White River Electric Association in Meeker recently celebrated the completion of the Piceance Creek Solar Farm, a 5.4-megawatt system that will provide enough energy to power more than 830 single family homes each year. “WREA’s local renewables aren’t about trendy efforts but are projects that are designed to have a positive impact on our community and our rates,” said Trina Zagar-Brown, general counsel and manager of member services at WREA. WREA members will be able to lease solar panels from the solar farm later this year.

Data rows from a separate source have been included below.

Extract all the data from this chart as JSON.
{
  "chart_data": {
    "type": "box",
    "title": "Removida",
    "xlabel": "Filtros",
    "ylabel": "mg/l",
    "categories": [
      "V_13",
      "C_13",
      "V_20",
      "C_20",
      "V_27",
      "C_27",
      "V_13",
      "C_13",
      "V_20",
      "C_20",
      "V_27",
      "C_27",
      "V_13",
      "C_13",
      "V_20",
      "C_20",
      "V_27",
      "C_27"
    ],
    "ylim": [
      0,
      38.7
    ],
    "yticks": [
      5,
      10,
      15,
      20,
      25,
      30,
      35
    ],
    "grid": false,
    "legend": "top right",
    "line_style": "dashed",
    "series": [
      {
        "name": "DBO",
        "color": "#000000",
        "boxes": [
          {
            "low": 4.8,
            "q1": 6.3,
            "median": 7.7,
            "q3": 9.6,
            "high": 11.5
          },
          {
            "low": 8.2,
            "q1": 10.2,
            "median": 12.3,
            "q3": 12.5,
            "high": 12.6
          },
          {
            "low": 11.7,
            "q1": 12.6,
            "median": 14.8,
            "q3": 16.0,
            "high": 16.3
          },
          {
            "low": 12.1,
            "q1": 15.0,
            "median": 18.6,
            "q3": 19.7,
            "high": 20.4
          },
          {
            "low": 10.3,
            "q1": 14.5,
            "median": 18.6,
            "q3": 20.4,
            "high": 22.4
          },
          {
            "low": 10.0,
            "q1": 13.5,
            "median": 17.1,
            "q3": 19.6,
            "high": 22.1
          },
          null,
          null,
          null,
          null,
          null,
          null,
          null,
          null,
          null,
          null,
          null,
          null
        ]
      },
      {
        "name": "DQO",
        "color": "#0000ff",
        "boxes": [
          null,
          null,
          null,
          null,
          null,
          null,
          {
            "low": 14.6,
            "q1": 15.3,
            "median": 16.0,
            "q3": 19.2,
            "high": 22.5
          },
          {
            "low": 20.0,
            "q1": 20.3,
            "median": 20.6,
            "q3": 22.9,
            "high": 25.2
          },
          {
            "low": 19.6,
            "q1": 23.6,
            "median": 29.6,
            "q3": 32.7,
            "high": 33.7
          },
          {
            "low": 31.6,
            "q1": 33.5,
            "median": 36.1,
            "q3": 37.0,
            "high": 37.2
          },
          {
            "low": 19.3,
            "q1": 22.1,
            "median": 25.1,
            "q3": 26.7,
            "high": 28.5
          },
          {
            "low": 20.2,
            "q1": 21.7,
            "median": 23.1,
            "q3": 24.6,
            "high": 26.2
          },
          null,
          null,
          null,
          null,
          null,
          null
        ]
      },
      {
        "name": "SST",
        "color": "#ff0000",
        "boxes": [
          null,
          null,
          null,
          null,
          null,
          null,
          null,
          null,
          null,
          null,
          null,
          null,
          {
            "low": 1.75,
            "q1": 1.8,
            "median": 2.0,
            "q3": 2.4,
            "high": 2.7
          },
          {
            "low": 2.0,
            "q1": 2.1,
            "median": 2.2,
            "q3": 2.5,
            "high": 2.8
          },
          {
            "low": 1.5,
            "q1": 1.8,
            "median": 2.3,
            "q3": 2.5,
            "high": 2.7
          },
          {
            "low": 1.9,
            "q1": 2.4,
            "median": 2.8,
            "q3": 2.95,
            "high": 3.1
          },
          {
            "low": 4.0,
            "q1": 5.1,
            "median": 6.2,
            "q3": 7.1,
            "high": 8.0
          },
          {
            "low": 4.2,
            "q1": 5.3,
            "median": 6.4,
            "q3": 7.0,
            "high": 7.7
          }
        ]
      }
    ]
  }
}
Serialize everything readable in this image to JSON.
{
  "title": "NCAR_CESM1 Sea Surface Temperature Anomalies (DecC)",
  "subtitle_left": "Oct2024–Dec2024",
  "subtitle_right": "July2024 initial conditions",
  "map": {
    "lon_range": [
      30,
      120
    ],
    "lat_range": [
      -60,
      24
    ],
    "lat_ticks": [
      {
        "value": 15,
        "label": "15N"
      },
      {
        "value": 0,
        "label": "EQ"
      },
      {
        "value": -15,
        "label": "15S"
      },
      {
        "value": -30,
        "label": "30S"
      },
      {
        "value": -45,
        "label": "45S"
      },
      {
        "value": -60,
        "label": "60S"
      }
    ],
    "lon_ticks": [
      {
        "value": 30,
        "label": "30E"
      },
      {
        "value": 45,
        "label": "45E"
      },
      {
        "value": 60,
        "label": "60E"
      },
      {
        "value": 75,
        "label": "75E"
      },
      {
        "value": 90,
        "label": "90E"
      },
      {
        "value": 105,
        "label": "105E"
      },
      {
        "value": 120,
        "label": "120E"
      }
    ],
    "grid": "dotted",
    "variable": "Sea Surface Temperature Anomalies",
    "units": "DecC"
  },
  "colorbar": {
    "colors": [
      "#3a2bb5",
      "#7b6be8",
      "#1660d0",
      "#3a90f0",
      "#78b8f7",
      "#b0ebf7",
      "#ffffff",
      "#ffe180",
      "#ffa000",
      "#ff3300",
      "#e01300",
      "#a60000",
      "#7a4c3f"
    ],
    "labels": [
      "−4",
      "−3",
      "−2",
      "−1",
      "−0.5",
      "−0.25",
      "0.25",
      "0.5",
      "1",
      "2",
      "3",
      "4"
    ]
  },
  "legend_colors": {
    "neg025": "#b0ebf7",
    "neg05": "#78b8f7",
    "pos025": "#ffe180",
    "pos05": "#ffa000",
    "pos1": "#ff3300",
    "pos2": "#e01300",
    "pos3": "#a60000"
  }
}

Intermountain Rural Electric Association in Sedalia continues to expand its solar capacity with the recent approval of the Sundance Solar project, a 30-megawatt facility near Kiowa that will be energized in 2020. The Sundance project is in addition to an 80-megawatt solar project near the town of Bennett as well as the 13-megawatt Victory Solar farm in Adams County.
Holy Cross Energy in Glenwood Springs recently announced that it will acquire the output of a new 100-megawatt wind farm in 2021. At that time Holy Cross will achieve the greenhouse gas reductions outlined in its “Seventy70Thirty” plan. Under the plan, Holy Cross will provide a 70 percent clean energy portfolio providing electric service to its members by 2030 with no increase in the cost of power. The power from the wind farm is in addition to customer-sited and utility-scale solar projects that are already a part of the Holy Cross system.
In 2018, Mountain Parks Electric Association in Granby paid rebates totaling $34,260 to its consumer-members who installed renewable energy systems. Mountain Parks also purchases renewable energy from the Granby Dam and the town of Grand Lake’s micro hydropower recovery system and the co-op plans to purchase power from a 1-megawatt solar array that will be built in Jackson County in 2019.
Although the integration of renewable energy into the co-op power supply mix is not new, the pace at which Colorado’s electric co-ops are integrating cost-effective renewable energy sources has never been seen before.
There’s only one word for it: unprecedented.